Buy a hardware calibration device like Colorvision Spyder - these are more accurate but they are also more expensive

ehasler

8,574 posts

303 months

Thursday 24th February 2005
quotequote all
docevi1 said:
when I used to do it, it involves setting the brightness/contrast and telling the drivers which colour on a card best matches those on the screen.

The only real need is for when you are printing to match what is on the screen to the printer, past that there is little point imo.
There are other reasons for doing it too.

If you are serious about image editing, then it's pretty much key to making sure that what you see on your screen matches what others see.
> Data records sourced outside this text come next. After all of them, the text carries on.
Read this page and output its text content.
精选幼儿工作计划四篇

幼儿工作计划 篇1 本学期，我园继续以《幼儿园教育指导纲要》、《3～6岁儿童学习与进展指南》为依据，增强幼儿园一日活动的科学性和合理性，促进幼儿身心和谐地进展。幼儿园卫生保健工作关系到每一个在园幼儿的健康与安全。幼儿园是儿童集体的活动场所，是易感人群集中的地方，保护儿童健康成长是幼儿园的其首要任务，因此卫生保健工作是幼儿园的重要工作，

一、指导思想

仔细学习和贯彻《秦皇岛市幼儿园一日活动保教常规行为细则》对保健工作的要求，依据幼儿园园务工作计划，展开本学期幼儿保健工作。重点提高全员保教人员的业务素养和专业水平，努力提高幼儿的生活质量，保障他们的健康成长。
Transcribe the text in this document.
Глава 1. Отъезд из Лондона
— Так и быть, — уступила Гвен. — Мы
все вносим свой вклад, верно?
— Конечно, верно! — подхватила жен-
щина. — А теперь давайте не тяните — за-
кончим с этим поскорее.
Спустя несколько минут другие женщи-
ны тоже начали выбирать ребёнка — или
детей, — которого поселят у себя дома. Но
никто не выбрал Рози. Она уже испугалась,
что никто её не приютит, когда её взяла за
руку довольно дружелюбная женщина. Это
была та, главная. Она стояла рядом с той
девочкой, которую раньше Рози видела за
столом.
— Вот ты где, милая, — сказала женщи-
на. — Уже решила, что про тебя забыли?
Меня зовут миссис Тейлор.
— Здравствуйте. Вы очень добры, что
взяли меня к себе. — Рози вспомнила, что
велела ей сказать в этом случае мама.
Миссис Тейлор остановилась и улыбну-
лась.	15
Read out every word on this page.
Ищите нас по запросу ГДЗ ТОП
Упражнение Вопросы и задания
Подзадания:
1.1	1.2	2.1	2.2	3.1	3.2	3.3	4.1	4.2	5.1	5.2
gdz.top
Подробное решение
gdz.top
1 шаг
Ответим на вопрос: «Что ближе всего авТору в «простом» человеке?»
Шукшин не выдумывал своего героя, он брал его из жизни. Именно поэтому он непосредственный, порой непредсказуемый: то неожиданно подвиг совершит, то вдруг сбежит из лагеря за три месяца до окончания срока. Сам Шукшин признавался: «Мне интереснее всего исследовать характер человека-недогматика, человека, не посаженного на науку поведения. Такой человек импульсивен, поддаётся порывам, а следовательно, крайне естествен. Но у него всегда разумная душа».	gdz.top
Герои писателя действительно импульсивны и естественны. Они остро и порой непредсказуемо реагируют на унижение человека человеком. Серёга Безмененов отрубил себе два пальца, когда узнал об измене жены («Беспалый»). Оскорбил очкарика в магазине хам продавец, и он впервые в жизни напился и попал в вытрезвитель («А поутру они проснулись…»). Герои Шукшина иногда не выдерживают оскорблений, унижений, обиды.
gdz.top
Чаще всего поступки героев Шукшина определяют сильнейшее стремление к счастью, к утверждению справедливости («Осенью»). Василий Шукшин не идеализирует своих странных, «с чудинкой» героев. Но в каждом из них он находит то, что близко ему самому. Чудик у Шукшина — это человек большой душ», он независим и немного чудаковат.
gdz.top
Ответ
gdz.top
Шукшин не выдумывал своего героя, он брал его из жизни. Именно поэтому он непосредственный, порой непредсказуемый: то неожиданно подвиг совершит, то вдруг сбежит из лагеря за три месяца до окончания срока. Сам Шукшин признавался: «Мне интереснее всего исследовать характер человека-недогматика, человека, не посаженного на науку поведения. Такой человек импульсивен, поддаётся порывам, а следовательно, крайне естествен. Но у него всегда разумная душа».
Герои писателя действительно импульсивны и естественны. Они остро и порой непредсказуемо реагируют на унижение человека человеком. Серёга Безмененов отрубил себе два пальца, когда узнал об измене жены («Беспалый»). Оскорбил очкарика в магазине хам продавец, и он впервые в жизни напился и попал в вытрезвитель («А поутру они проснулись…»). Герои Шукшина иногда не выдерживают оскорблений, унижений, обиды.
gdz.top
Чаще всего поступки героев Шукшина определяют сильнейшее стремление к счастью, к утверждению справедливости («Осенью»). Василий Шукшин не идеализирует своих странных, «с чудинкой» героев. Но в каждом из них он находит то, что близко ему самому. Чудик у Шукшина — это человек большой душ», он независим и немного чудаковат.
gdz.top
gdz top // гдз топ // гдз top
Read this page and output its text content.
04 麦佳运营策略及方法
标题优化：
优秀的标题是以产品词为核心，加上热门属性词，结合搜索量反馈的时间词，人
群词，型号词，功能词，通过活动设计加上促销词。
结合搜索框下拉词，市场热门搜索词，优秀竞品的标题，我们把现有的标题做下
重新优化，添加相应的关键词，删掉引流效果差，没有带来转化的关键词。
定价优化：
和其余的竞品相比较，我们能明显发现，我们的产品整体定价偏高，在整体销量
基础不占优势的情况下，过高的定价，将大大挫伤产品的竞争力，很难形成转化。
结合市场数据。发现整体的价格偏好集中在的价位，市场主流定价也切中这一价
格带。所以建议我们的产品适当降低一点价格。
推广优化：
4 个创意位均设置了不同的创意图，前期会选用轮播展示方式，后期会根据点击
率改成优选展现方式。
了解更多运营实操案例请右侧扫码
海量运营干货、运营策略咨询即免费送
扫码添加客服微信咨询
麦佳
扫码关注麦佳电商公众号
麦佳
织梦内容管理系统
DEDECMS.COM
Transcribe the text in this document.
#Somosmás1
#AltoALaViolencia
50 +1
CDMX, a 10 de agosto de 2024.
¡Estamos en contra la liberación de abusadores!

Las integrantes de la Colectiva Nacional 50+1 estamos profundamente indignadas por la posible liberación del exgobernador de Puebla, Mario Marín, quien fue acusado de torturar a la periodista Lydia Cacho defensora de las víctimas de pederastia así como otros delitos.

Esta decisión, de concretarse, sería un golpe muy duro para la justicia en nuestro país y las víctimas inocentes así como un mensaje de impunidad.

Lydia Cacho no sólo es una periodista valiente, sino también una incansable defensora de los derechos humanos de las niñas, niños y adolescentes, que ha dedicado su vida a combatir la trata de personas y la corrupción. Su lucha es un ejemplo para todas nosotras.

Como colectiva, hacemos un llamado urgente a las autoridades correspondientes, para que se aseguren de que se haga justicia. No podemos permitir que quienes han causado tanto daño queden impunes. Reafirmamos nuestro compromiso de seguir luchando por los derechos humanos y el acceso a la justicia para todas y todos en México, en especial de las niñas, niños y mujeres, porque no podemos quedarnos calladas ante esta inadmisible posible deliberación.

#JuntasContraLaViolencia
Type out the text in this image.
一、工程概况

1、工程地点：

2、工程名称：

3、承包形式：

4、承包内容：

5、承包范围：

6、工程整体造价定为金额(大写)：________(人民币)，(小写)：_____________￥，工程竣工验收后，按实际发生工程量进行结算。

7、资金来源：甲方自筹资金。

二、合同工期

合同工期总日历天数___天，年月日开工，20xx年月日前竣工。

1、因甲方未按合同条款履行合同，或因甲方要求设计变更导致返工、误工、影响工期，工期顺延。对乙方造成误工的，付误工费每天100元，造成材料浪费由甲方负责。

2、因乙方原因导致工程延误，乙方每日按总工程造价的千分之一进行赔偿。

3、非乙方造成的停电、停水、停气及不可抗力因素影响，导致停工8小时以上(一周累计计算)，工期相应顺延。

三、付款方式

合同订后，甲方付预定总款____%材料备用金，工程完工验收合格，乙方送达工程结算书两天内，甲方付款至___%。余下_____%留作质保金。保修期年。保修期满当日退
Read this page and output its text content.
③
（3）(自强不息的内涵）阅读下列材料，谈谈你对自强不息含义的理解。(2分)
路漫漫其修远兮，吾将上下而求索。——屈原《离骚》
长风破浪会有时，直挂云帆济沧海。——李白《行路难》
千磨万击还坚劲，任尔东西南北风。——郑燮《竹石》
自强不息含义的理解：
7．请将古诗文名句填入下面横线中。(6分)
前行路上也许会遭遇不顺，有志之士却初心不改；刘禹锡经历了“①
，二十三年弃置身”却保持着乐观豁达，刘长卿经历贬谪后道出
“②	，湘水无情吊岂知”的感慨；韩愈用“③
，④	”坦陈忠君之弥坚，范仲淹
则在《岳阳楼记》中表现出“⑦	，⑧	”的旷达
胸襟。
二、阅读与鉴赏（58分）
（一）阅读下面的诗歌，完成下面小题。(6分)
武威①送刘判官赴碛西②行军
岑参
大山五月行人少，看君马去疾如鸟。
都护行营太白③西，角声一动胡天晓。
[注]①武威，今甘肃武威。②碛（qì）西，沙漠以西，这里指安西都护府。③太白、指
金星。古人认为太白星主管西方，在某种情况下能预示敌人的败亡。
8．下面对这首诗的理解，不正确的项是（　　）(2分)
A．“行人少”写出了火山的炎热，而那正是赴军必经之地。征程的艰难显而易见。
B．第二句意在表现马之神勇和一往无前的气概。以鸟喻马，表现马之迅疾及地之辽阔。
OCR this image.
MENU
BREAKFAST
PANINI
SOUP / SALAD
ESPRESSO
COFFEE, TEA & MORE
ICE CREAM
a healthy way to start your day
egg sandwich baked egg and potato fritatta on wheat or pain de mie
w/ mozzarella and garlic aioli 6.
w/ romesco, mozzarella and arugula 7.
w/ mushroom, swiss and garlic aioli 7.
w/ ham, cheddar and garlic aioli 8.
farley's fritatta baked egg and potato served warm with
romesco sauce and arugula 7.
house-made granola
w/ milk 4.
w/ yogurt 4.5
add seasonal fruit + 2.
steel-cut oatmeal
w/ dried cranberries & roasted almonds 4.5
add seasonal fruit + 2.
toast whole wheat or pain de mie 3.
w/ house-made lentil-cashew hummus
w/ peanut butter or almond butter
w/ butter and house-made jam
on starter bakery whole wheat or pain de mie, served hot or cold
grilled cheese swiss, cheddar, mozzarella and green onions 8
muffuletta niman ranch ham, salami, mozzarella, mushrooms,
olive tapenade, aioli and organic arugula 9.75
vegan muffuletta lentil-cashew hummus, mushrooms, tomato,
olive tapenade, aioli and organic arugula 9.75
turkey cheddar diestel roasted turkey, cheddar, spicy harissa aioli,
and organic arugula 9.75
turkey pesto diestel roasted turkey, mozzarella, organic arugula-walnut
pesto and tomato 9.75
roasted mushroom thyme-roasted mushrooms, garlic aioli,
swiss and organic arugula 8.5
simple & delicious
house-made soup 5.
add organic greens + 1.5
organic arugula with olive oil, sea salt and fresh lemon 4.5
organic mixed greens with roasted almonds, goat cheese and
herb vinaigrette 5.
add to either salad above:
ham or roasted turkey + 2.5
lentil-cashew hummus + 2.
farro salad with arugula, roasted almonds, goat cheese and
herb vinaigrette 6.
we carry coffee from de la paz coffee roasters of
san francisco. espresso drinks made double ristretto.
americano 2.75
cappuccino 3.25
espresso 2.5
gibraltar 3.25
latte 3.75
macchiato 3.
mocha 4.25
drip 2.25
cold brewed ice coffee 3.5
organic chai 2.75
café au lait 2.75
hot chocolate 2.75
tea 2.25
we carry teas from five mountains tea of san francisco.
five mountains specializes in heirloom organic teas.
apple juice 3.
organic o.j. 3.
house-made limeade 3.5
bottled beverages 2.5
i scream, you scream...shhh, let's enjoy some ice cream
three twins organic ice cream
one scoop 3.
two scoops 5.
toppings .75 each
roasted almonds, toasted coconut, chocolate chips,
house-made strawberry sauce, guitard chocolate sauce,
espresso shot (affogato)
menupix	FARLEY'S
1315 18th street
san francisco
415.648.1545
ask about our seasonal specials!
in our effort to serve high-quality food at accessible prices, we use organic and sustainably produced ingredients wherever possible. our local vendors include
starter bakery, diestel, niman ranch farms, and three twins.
E.g., if I edit a photo on my PC (with calibrated and profiled screen), and send it to someone who hasn't calibrated/profiled their screen, then they may see different colours. If we both calibrate/profile our screens then we should see the same image (taking into account differences between different output technologies).

Doing it by eye is possible, but it's impossible to get an accurate result, so really you need something like the Colorvision Spyder which isn't expensive, and is a doddle to use.

_Dobbo_

14,619 posts

268 months

Thursday 24th February 2005
quotequote all
What does colorvision spider actually do? I have fairly limited controls on my monitor at home, so does the spider actually operate at a software level or does it require manual calibration of the monitor?

Ta!

ehasler

8,574 posts

303 months

Thursday 24th February 2005
quotequote all
It does two things:

1) Calibrate

The software guides you to set the monitor to the optimum settings (brightness, contrast and individual R, G and B gain settings if available).

2) Profile

Once calibrated, the software then displays a number of different colours on the screen which the spyder reads, and it then creates a software profile which adjusts the colour display of the monitor so that a particular colour is displayed in a set way.